A gun fires a bullet vertically into a 1.40-kg block of wood at rest on a thin horizontal sheet. If the bullet has a mass of 24.0 g and a speed of 310 m/s, how high will the block rise into the air after the bullet becomes embedded in it?

Solution

The collision is totally inelastic and conserves momentum. In the second part the energy is conserved in the rising of the block and embedded bullet after the collision.
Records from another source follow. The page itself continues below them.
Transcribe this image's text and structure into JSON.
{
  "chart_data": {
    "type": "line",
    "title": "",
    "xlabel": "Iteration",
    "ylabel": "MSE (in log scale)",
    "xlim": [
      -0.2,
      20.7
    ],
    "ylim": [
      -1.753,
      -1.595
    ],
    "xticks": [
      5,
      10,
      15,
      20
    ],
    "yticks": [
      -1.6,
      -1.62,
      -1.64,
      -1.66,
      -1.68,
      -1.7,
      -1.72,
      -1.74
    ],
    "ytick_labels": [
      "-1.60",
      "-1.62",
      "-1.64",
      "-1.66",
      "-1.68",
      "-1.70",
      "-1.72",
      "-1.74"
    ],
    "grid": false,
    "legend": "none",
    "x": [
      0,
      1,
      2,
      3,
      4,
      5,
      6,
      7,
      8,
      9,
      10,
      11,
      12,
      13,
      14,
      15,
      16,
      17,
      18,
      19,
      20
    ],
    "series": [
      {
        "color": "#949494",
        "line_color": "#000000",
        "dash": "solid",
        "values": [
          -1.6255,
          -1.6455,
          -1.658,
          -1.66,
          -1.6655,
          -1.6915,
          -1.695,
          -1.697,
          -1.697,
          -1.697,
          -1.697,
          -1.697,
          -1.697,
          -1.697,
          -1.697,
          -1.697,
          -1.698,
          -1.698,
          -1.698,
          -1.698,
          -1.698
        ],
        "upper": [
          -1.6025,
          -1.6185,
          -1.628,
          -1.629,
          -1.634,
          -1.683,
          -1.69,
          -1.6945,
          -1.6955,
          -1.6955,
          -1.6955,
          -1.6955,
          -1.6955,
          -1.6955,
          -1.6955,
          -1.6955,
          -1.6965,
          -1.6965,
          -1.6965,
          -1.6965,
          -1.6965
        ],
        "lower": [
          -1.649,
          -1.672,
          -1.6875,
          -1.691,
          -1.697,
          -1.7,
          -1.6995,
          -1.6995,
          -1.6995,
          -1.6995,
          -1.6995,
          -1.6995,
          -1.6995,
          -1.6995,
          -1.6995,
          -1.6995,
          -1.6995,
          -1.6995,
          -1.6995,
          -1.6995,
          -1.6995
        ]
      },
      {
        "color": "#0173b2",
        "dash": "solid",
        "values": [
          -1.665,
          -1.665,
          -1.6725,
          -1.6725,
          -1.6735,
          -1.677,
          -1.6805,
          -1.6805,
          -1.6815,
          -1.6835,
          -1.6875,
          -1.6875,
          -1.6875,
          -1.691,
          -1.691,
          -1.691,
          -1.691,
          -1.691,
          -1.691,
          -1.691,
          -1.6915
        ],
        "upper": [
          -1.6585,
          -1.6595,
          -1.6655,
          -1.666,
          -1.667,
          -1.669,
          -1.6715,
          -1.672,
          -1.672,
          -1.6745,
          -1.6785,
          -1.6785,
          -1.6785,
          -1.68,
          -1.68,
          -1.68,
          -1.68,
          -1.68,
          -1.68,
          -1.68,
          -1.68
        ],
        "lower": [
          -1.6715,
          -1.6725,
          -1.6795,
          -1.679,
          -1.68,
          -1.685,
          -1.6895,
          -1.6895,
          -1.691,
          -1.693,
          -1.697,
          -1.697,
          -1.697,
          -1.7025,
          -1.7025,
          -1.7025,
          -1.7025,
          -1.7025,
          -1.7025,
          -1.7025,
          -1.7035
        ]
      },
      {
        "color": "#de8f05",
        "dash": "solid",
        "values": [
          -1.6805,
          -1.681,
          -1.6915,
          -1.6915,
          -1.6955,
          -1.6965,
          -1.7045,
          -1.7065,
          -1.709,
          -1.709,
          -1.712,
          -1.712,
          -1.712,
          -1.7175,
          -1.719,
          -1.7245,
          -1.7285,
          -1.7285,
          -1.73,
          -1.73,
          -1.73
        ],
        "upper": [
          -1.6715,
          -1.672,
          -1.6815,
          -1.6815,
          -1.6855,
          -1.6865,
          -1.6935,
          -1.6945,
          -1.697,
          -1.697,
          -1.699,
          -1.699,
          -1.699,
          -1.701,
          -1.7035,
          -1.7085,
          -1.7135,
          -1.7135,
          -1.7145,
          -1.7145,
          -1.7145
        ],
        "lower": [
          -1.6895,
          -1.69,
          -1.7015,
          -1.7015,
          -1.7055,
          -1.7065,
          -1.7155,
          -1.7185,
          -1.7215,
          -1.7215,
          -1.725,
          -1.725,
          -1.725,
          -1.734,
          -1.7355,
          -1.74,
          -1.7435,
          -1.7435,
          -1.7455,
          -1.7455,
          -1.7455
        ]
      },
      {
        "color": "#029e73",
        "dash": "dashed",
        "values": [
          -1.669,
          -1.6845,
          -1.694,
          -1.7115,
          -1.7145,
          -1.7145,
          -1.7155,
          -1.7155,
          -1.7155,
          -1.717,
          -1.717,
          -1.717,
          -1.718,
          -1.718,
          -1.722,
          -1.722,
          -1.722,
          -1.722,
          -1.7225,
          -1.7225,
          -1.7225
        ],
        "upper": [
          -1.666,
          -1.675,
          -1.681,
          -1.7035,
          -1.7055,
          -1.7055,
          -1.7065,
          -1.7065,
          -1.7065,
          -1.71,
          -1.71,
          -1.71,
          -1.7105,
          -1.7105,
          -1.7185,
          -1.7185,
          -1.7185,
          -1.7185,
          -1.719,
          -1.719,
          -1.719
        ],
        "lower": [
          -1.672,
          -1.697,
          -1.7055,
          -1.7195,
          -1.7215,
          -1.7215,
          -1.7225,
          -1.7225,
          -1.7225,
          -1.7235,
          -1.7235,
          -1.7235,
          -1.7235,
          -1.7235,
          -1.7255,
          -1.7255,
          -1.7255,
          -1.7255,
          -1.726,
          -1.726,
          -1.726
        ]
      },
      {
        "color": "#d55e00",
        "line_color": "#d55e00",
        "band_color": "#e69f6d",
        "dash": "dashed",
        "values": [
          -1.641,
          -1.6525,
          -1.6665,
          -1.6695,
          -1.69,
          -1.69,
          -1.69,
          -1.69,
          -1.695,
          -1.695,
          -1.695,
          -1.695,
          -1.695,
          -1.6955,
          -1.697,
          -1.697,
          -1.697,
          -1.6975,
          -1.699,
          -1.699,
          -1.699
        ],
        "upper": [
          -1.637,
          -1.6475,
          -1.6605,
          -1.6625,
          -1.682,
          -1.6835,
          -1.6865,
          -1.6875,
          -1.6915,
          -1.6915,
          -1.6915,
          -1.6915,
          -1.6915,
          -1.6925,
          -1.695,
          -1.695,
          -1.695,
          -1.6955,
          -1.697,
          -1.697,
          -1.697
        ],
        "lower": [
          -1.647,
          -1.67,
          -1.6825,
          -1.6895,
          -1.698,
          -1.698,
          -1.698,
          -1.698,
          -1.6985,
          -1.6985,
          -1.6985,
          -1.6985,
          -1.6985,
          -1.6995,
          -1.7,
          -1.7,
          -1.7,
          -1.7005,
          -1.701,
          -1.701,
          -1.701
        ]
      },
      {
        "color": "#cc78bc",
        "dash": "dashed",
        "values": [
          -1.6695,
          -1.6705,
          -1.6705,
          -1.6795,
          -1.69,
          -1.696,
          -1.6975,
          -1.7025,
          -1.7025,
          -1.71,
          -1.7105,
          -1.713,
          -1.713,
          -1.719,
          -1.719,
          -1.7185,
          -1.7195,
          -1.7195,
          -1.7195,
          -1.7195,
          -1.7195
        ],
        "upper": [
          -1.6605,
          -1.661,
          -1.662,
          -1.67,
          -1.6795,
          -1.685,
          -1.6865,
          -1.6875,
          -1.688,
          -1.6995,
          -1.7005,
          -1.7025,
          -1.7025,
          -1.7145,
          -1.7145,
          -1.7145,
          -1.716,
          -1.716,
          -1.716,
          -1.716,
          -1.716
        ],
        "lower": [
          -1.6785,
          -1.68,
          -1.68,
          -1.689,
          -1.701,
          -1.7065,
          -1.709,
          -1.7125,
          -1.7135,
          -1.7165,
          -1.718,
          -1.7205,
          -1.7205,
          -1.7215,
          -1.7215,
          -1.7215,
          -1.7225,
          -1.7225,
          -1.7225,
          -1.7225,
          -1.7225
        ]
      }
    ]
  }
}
first part: ${\displaystyle P_{i}=P_{f}}$ ${\displaystyle \rightarrow mv=(m+M)v^{\prime }}$

second part: ${\displaystyle K_{i}+U_{i}=K_{f}+U_{f}}$ ${\displaystyle \rightarrow {\frac {1}{2}}(m+M)v^{\prime 2}+0=0+(m+M)gh}$

${\displaystyle v^{\prime }={\sqrt {2gh}}}$

hence

${\displaystyle v={\frac {m+M}{m}}v^{\prime }={\frac {m+M}{m}}{\sqrt {2gh}}}$

${\displaystyle \rightarrow h={\frac {1}{2g}}\left({\frac {mv}{m+M}}\right)^{2}={\frac {1}{2\left(9.80{\text{m/s}}^{2}\right)}}\left({\frac {\left(0.0240{\text{kg}}\right)\left(310{\text{m/s}}\right)}{\left(0.0240{\text{kg}}\right)+\left(1.40{\text{kg}}\right)}}\right)^{2}=1.4{\text{m}}}$